Sanat, edebiyat ve multimedya ürünlerinde
Kudüs Krallığı ile ilgili en popüler eser, Ridley Scott'ın Salah ad-Din ile yüzleşmeyi ve Kudüs'ün teslim olmasını anlatan "Cennetin Krallığı" filmiydi. Haçlı devletinin tarihinden bazı olaylar bilgisayar oyunlarına yansımaktadır. Örneğin Assassin's Creed'de. Bu arada, yeni Paslanmaz çelik 6.1 modu da bugün mevcuttur. Kudüs krallığı (ses, motor, arazi türleri ve iklim güncellemesi) orada oldukça gerçekçi bir şekilde sunuluyor ve her bölgenin kendi kaynakları var.

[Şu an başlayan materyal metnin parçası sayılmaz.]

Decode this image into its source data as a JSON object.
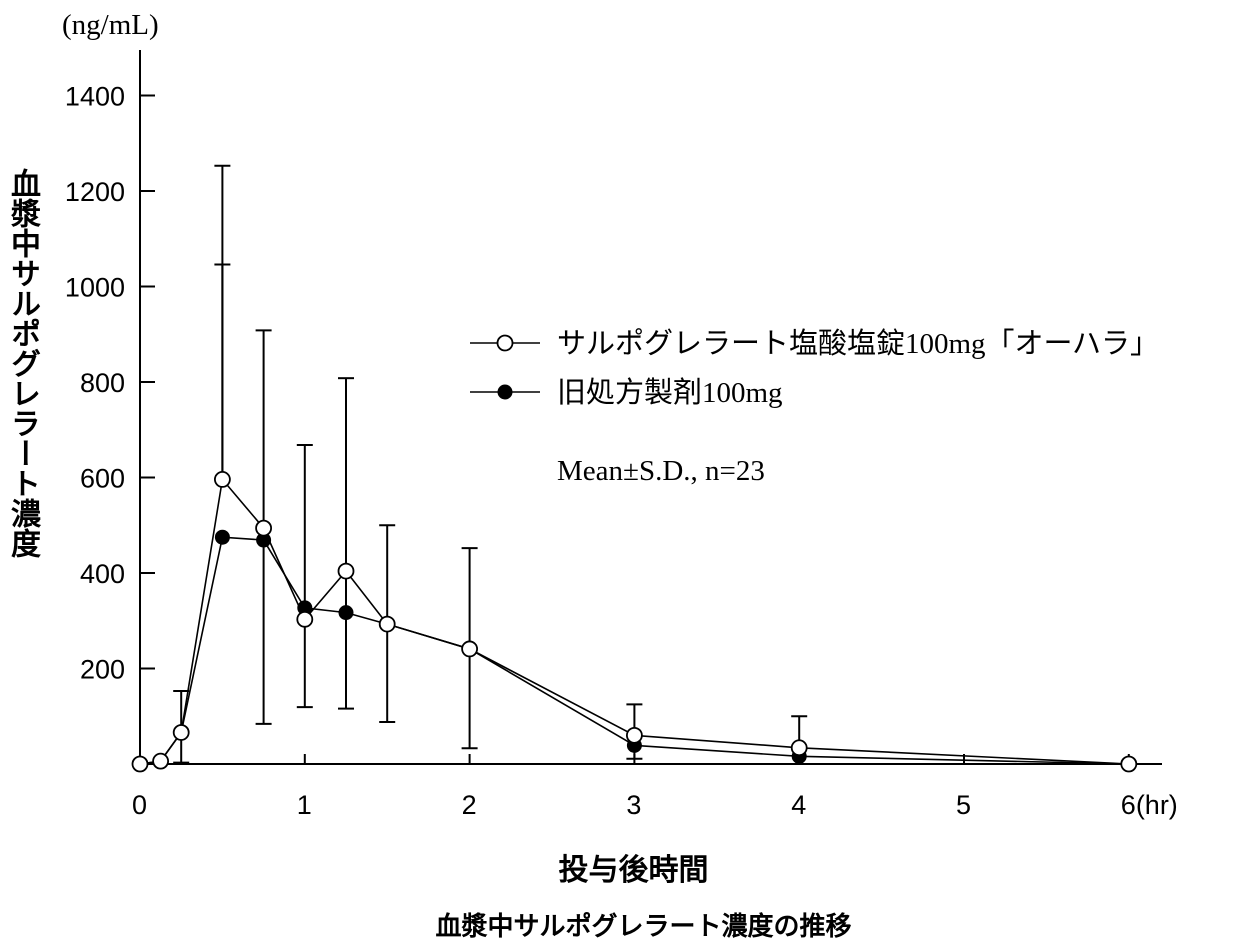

Artık Kudüs Krallığı, Edessia County ve Antakya gibi Haçlı devletlerini kimin yönettiğini ve Birinci Haçlı Seferi'nin sona ermesinden sonra ve Hıristiyanlar aslında kontrolü kaybetmeden önce Ortadoğu'da hangi olayların gerçekleştiğini biliyorsunuz. bölge.